# First Night on Equipment



## RaeganW (Jul 14, 2009)

My club offers agility practice runs in the summer, and tonight I'm taking Marsh! I've been through agility classes with Gatsby, and Marsh has apparently had at least some work done with him because he knows to take jumps in his path. But with me he's had nothing except a little work with 2x2 weaves (he's working at 2 sets of 2, about seven feet apart and open at 7 and 1 o'clock).

These run throughs are the only chance he'll get to work on equipment for a while, since classes aren't an option at this point. What are somethings I can do to make the most of the time we have?


----------



## Indigo (Mar 31, 2011)

Are these like mock trials? Or is it just doing runs on the equipment?
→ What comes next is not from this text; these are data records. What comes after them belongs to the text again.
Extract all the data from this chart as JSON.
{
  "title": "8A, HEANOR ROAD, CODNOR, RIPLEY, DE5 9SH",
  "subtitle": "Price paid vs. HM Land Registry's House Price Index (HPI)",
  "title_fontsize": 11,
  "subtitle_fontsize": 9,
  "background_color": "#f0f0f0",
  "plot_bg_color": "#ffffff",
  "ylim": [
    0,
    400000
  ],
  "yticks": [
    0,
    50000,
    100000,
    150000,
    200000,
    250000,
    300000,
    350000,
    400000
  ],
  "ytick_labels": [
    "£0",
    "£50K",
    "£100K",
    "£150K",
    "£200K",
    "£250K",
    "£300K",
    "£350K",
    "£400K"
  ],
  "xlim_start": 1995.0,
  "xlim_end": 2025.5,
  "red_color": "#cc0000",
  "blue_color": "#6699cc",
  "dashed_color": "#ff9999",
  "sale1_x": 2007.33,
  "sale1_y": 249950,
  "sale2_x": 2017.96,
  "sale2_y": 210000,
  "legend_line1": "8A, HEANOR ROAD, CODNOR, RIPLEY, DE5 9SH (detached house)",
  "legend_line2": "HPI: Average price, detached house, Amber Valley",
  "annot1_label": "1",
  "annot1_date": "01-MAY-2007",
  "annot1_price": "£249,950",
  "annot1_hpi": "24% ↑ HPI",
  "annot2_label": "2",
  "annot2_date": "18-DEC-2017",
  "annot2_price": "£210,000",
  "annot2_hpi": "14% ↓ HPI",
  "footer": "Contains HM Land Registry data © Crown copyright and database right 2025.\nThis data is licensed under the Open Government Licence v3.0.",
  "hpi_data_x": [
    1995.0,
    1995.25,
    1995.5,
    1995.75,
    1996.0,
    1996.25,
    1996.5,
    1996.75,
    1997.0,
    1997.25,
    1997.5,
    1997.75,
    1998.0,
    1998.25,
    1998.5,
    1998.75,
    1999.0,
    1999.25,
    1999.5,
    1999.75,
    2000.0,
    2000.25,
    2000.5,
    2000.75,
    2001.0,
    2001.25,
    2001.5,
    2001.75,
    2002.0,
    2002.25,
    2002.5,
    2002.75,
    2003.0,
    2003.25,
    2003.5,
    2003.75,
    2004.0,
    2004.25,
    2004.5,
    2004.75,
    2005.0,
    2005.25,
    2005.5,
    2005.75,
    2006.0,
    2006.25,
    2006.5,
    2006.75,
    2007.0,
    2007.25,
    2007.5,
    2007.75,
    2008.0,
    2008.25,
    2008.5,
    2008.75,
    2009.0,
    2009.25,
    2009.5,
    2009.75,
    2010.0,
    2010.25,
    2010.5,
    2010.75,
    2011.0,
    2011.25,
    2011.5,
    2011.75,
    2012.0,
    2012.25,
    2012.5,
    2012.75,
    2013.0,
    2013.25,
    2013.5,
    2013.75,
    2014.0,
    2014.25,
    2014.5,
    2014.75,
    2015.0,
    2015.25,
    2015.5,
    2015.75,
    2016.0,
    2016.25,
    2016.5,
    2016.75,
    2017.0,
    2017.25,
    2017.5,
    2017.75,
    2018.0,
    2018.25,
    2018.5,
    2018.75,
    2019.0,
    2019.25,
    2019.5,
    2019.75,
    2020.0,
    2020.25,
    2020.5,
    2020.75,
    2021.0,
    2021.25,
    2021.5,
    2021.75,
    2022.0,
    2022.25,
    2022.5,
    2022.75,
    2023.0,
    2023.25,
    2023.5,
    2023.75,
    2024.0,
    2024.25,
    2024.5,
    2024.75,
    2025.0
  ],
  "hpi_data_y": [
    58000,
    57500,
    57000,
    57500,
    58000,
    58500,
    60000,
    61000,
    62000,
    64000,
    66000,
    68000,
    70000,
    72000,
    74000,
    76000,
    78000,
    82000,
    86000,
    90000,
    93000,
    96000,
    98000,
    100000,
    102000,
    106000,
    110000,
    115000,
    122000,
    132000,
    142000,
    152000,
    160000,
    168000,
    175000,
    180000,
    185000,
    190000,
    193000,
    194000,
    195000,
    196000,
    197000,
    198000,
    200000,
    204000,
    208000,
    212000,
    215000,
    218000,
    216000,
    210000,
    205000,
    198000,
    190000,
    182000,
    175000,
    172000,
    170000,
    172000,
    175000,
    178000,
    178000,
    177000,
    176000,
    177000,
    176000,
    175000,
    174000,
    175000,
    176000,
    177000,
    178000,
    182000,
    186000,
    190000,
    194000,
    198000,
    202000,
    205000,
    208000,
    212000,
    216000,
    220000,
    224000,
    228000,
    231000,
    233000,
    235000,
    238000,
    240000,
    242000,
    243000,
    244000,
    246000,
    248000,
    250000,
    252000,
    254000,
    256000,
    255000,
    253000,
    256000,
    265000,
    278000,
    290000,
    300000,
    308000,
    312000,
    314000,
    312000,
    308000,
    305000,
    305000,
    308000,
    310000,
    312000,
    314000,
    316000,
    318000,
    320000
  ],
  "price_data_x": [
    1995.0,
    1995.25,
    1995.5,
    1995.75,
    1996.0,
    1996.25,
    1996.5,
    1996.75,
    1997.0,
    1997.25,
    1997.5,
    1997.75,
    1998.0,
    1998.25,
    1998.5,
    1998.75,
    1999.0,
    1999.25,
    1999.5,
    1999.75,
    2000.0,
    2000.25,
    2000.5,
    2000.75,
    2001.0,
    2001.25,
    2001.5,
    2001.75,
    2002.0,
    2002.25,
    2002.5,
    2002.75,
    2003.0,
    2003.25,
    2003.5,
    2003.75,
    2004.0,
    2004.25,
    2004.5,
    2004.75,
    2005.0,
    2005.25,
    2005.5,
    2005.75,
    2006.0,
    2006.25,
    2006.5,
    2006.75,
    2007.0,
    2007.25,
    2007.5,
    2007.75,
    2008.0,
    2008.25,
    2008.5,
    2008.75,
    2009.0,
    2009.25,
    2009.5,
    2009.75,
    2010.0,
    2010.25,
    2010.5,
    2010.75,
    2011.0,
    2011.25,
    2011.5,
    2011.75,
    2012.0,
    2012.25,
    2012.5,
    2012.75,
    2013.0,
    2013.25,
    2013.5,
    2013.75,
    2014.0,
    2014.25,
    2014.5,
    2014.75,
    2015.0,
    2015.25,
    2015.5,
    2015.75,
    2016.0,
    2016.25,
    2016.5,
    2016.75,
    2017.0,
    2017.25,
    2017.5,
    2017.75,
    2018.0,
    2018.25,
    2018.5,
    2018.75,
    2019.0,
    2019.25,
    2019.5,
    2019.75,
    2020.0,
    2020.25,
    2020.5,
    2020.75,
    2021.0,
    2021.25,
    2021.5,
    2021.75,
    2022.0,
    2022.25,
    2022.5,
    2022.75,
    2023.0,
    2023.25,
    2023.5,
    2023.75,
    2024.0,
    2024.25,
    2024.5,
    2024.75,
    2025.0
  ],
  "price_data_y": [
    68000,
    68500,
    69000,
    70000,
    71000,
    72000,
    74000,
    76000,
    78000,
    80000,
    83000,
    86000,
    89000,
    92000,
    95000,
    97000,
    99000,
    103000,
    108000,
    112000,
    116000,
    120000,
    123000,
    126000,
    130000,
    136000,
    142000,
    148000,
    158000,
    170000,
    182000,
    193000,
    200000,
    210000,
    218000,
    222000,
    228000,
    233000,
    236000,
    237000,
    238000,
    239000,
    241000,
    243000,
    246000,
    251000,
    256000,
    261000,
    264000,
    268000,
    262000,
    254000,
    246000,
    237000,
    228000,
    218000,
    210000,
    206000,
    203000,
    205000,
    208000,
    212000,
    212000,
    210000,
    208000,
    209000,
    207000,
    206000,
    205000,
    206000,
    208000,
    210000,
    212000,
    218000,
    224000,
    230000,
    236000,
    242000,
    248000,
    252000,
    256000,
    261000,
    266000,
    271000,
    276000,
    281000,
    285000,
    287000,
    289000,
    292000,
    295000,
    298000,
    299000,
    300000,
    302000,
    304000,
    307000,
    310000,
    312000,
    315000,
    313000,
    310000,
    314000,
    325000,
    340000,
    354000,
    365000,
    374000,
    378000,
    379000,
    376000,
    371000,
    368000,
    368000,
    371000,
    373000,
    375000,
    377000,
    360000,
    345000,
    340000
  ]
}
If it's a mock trial/fun match, it depends where you are in your training and what the mock trial allows for you to do. If he was closer to competitive level I'd say treat it like a real trial, but it sounds like he's still getting up there. It's a good chance to work on the equipment with additional distractions for sure, especially if there are ring stewards on the sides, a small crowd, and a judge in the middle. Personally if my dog was just starting to put it all together and this was a mock trial I'd focus on keeping his or her attention amid the new distractions, rewarding choosing to follow me at any point rather than worrying about dropped bars or missed contacts. Work on keeping your handling consistent the whole run as well, it's really easy to forget all the stuff YOU the human knows in the middle of a trial when suddenly everyone is watching.

If it's just open practice on the equipment, focus on anything you couldn't replicate at home. For me I had a few pieces of the smaller equipment, but nothing like a dog walk, or a-frame, so contacts were what we focused on.


----------



## RaeganW (Jul 14, 2009)

It's more like an open practice. If it's like it was last year, an Excellent level Standard and JWW course is set up and you get a 3 minute turn to do whatever. I don't think they even set up ring gates. They're pretty sparsely attended, only a handful of people regularly show up.


----------